ANALYSIS OF INFORMATION AND DATA SOURCES

Of the three data sources originally received, we concluded that only one would be relevant, which is the information available to the operator at the time of decision making. This matter allowed us to simplify both the data collection and the generation of the model itself.

During the analysis, some variables were identified as having very high percentages of null values, which allowed us to initiate processes to refine and improve the data collection for these variables.
On the other hand, the data analysis led us to suspect that there might be mislabelling in some cases as field or room incidents, which hindered the subsequent learning process.
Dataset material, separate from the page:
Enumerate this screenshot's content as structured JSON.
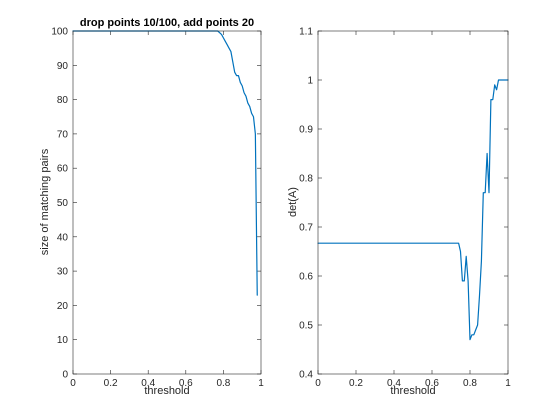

DETAILED ANALYSIS OF THE DATA COLLECTED

The "top 10" list of installations, panels and locations that have generated the most technical incidents. In the case of installations and locations, no relevant or representative patterns were found. Although we saw that the set of incidents of the 10 panels for which we have the most technical incidents represents more than 50% of the total number of incidents. In other words, more than half of them were concentrated in just 10 panels, if, in the first iteration, we had around 7,500 incidents. It might make sense to study and analyze this subset in more detail and try to generate a model that focuses only on these 10 panels (and, therefore, it is valid only for them). In the end, this was the solution. 

PREDICTIVE MODEL

We worked to improve the predictive model by restricting the individual variables available at the time of the operator's decision.
After several iterations testing different datasets, variable sets and different learning methods we found that the result we get with the current data is around 66% reliability.
However, looking at the results obtained in the descriptive analysis, we opted to work with the "top 10" subset of panels discussed above to get more reliable models.
 

Results

In order to provide field operators with a solution that will help them in their decision-making process, we created an interface in which the operator first enters the data of an incident and immediately receives a prediction on the evaluated incident with an associated reliability percentage.

Before starting the incident evaluation system, the operator decided that approximately 50% of the incidents could be resolved in the room (remotely) and the other 50% by physically bringing a technician to the incident place. In this regard, the number of incorrectly dispatched incidents was approximately 30%. 

Once the system we proposed was set up, the operator started to follow his criteria when selecting where to send an incident. The result was that the number of incidents sent incorrectly had been reduced to 10%. This implied a cost-saving for our client.